Senator Patricia Bates Announces More Funding to Address Homelessness

Monday, November 18, 2019

Senator Patricia Bates (R-Laguna Niguel) has announced that the California Department of Housing and Community Development (HCD) has awarded more than $1 million in Emergency Solutions Grants (ESG) to Orange and San Diego counties to reduce homelessness. These grants are in addition to the $2.5 million in state funding that Senator Bates previously announced in October 2019.

“I thank the California Department of Housing and Community Development for its efforts to direct vital resources to Orange and San Diego counties,” said Senator Bates, a member of the Senate Housing Committee and former social worker. “These grants will help connect more people who are homeless or at-risk of homelessness with the services they need. I will continue to work with my colleagues at every level of government to ensure that our communities receive their fair share of public funding to address homelessness.”

Funding for the grants comes from the U.S. Department of Housing and Urban Development. The grants’ purpose is to eliminate homelessness by assisting individuals and families to achieve independence through rapid rehousing assistance, emergency shelters, street outreach, counseling, substance abuse treatment, and job training.

The County of Orange will receive $605,188 and the County of San Diego will receive $453,822 to fund various activities related to homelessness.

Senator Bates has long engaged in efforts to reduce homelessness through a variety of approaches such as:

  • Co-authoring AB 448 (Daly, 2018) to establish the Orange County Housing Finance Trust, which is a public-private effort to reduce homelessness by developing permanent supportive housing. Governor Brown signed this bill into law.

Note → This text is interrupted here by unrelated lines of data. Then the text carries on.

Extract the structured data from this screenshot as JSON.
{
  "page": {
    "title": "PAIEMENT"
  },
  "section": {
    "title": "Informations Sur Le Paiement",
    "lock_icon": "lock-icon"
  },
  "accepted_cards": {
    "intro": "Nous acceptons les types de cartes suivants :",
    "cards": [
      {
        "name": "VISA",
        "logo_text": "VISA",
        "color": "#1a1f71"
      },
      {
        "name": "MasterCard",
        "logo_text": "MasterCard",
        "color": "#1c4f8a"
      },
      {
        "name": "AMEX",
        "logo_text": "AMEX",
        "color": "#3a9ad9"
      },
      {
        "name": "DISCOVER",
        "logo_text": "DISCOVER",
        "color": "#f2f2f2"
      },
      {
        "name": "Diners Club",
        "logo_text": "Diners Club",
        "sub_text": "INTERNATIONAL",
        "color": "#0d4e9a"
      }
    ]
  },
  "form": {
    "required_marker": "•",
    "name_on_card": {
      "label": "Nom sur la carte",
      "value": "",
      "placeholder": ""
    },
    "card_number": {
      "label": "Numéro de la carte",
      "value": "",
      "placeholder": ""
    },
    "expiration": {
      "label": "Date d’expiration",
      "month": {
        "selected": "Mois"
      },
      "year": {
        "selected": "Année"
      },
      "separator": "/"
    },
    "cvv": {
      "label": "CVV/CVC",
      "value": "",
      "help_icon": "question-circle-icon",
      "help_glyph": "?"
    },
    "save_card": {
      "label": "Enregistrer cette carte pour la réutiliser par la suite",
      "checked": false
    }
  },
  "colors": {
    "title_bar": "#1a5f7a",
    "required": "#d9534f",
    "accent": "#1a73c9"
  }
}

  • Authored SB 486 this year to end “patient brokering” in recovery residences, where men and women with addiction issues in other states have been recruited to California facilities through offers of free travel, rent, cigarettes, and even manicures. Upon arrival to the treatment facilities and sober living homes, the patients frequently find they have been deceived, and are merely pawns in a profit scheme, resulting in chronic relapses, overdoses, and their release into local communities. The bill is currently pending in the Legislature.

  • Authored SB 392 in 2017 that would have provided grants to non-profit organizations that assist individuals receiving CalWORKs benefits in achieving economic independence and required that such organizations maintain a sober environment for the people they serve. SB 392 failed to advance from the State Assembly.

  • Supported the “No Place Like Home” legislation in 2016 (AB 1618) to provide $2 billion for the housing and treatment of Californians with mental illness. The plan – signed by Governor Brown – includes funding negotiated by Republicans to help homeless youth and veterans, along with accountability measures to ensure funds are spent properly. The funds come from Proposition 63, which was passed by voters in 2004 to provide treatment for people with mental illness.